Взрослые люди (сборник) - Денис Драгунский 3 стр.


Але стало совсем страшно.

Она пришла домой и легла спать. Она была одна, потому что ребенок уехал в международный спортивный лагерь (мама достала путевку), а с мужем они развелись еще лет десять назад.

Она не могла заснуть, все представляла себе, как мама умерла и лежит в гробу, и потом ее зарывают в могилу. И она сразу же попадает в какую-то ужасную историю. То ли в милицию забрали, то ли квартиру обокрали, то ли с работы выгнали – всё сразу, и некому заступиться, потому что мама умерла.

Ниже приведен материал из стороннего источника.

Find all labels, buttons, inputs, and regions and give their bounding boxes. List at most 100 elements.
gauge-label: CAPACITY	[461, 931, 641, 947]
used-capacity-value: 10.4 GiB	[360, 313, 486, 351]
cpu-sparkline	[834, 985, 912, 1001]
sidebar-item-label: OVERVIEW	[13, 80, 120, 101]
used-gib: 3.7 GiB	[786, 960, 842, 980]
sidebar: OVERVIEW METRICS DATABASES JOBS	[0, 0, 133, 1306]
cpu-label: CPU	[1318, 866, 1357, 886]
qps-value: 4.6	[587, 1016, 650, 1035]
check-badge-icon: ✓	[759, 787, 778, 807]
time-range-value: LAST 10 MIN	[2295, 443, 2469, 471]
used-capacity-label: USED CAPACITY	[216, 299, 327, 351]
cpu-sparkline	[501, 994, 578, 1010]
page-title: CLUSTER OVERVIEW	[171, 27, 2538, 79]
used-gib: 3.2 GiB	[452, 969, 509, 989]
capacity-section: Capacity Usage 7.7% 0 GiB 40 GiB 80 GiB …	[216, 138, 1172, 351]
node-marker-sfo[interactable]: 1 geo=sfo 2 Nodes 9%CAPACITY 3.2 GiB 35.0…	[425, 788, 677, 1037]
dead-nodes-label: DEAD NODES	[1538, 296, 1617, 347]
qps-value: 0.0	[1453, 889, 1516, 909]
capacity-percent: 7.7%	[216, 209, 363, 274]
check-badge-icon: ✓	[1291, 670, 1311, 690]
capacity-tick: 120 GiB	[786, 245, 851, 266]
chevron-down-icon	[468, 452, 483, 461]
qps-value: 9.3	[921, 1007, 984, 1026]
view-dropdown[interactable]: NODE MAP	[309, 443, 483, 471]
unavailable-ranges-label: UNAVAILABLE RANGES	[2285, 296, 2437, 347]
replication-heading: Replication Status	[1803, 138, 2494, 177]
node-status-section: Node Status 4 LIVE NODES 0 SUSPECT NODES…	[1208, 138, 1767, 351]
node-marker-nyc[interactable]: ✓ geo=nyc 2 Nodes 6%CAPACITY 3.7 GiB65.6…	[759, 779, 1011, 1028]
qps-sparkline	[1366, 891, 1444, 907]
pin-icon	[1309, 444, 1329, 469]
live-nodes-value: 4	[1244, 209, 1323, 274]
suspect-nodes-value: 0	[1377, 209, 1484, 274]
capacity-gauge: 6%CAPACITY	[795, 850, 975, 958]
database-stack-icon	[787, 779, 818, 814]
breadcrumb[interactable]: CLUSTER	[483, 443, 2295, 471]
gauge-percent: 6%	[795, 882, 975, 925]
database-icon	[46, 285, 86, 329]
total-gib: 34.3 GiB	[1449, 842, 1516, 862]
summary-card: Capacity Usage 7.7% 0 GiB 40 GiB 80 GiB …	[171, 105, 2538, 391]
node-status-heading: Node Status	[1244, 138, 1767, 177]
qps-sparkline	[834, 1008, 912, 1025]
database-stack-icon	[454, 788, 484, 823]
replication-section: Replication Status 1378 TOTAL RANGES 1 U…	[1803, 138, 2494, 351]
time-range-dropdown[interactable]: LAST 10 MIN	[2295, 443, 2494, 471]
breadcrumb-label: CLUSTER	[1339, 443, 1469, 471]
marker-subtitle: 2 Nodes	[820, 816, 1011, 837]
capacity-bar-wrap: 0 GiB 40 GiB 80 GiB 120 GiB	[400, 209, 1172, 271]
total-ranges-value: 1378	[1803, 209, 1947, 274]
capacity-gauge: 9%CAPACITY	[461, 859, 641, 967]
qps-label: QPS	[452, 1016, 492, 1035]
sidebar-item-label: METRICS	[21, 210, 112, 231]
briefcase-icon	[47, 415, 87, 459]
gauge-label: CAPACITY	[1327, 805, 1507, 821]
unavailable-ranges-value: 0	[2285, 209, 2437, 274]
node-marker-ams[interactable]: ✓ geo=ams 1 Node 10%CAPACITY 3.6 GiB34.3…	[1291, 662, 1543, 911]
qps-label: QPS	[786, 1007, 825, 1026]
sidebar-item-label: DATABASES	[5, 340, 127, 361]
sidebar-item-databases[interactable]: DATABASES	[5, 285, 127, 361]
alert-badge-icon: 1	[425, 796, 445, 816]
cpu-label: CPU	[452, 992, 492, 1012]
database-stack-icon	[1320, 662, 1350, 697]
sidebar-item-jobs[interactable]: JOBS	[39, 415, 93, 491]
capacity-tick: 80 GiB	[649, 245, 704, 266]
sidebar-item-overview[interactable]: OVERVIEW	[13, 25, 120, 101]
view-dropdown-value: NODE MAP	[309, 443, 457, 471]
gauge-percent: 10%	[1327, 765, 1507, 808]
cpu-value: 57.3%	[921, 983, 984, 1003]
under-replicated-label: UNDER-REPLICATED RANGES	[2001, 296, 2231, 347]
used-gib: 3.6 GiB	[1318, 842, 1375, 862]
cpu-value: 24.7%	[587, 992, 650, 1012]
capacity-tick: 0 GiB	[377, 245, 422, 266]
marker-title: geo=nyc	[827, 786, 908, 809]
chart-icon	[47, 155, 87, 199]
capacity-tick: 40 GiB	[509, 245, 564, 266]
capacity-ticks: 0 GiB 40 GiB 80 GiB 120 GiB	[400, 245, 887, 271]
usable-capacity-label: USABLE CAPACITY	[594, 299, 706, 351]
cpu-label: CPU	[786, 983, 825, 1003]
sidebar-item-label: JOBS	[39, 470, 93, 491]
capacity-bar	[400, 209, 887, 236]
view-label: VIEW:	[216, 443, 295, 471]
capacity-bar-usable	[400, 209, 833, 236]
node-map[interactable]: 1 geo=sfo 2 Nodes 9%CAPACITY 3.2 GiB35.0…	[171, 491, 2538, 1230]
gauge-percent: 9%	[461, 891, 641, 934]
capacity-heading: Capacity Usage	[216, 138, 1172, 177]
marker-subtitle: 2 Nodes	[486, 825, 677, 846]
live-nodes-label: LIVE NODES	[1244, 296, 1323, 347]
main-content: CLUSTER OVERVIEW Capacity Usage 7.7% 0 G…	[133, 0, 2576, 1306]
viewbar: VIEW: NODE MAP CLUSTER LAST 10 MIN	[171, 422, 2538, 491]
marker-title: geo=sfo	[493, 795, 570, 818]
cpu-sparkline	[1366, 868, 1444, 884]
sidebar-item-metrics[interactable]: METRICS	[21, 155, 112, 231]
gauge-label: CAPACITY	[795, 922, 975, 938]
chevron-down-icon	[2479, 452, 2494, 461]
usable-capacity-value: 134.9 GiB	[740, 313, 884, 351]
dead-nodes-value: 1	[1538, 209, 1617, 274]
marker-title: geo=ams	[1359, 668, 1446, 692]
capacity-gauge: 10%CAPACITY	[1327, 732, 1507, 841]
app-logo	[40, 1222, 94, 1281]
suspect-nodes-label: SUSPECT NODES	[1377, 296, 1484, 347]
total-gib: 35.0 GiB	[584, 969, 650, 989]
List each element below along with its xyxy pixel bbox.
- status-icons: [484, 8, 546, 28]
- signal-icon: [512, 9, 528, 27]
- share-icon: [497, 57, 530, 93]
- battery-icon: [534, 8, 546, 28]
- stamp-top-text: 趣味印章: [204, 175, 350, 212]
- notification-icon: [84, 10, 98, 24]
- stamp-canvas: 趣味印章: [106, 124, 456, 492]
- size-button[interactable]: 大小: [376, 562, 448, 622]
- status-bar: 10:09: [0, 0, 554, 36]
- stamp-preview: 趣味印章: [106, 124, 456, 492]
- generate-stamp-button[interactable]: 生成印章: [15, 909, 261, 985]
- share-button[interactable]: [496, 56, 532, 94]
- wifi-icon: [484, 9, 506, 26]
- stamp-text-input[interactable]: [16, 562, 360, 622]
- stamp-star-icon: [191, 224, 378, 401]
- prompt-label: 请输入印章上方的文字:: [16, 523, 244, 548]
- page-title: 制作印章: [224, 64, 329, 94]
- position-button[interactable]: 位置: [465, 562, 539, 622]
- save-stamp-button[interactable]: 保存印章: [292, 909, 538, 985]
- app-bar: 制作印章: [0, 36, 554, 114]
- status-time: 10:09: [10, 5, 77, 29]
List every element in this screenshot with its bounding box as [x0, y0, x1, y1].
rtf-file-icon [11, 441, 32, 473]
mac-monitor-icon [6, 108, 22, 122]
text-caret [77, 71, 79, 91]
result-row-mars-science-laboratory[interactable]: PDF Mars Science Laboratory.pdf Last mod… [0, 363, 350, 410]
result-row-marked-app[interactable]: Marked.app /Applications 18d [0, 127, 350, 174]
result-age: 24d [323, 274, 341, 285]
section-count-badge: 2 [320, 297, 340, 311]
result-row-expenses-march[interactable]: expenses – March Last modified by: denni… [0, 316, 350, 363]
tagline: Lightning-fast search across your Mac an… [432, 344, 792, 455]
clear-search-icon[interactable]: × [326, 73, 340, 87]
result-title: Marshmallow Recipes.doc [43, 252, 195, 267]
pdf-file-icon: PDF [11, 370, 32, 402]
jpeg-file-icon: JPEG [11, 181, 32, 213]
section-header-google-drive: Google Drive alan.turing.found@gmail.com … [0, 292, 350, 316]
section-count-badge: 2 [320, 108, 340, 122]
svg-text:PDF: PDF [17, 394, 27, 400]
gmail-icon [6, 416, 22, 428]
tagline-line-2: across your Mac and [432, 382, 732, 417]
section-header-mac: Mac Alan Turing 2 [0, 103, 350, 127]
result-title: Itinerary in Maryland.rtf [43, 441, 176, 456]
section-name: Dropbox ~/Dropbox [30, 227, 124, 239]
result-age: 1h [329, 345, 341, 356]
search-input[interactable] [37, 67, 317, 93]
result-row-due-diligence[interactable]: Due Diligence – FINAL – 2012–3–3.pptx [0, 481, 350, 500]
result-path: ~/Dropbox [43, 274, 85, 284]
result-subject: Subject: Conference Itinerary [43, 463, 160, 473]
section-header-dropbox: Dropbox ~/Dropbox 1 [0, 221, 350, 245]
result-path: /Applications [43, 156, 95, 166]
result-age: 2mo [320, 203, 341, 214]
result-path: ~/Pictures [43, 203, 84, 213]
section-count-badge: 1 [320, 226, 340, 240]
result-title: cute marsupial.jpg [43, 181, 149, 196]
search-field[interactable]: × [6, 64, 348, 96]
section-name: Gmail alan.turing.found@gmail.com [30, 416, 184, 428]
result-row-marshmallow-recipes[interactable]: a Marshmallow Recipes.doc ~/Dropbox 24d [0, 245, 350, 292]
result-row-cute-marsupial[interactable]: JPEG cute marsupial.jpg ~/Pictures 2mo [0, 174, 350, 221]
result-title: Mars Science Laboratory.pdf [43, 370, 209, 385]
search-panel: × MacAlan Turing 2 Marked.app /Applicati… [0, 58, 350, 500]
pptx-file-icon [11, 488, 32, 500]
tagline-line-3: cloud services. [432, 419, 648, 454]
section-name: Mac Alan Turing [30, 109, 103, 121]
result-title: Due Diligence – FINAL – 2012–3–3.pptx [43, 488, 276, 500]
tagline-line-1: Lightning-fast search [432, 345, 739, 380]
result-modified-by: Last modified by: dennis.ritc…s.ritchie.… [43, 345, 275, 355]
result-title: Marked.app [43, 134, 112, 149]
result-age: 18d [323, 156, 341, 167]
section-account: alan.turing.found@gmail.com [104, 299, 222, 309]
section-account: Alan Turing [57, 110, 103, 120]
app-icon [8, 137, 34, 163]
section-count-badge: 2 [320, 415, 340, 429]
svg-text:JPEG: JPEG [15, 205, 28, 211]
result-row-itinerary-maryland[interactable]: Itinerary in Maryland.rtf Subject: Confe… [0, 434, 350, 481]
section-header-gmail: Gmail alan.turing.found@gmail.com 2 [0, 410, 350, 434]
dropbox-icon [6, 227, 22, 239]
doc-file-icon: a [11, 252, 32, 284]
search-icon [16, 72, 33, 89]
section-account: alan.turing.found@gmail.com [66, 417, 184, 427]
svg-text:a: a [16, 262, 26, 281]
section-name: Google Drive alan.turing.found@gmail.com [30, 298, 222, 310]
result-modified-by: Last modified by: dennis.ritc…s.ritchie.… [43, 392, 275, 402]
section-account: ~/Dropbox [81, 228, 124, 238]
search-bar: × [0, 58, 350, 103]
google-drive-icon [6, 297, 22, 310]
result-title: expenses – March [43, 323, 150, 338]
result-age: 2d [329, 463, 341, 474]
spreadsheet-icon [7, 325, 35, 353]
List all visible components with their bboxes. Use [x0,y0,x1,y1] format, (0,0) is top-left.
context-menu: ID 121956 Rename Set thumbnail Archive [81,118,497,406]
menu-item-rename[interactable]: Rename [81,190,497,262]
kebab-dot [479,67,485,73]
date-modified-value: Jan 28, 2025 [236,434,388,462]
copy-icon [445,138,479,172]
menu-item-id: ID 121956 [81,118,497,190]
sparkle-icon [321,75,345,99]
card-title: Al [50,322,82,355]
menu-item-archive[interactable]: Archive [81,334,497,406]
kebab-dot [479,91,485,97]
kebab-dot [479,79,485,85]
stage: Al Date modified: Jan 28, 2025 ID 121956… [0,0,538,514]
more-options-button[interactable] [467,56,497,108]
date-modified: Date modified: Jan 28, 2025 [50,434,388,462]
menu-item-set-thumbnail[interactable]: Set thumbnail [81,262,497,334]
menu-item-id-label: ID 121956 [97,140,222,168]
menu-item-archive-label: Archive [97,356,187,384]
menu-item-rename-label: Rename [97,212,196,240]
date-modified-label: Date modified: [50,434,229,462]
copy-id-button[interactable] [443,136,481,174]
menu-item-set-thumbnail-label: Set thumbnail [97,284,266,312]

Аля взяла из тумбочки таблетку. Выпила. Не помогло. Взяла еще одну, потом еще парочку. Потом вытряхнула весь пузырек на ладонь и проглотила, запив водой.


– Прости, моя девочка, – сказала мама, – что я не смогла тебя защитить.

И поцеловала Алю в лоб.

в начале будущей недели Исчезновение

Петров написал пьесу. Показал своим друзьям, включая одного критика. Всем понравилось, а критик сказал, что пьесу надо нести в театр.

– Ух ты! – сказал Петров. – А в какой?

– Думаю, Сергееву надо показать, – сказал критик.

– Ого! – сказал Петров. – А как к нему пробиться?

– Пиши телефон, – сказал критик. – Скажи, что от меня.

Петров позвонил. Сергеев попросил оставить пьесу на проходной театра и позвонить в начале будущей недели.

Петров позвонил во вторник.

– Нам надо встретиться, – сказал Сергеев. – Позвоните в начале будущей недели, и договоримся.

Петров позвонил, как велено.

– Давайте в начале будущей недели, – сказал Сергеев. – Во вторник, в три часа, у меня в театре.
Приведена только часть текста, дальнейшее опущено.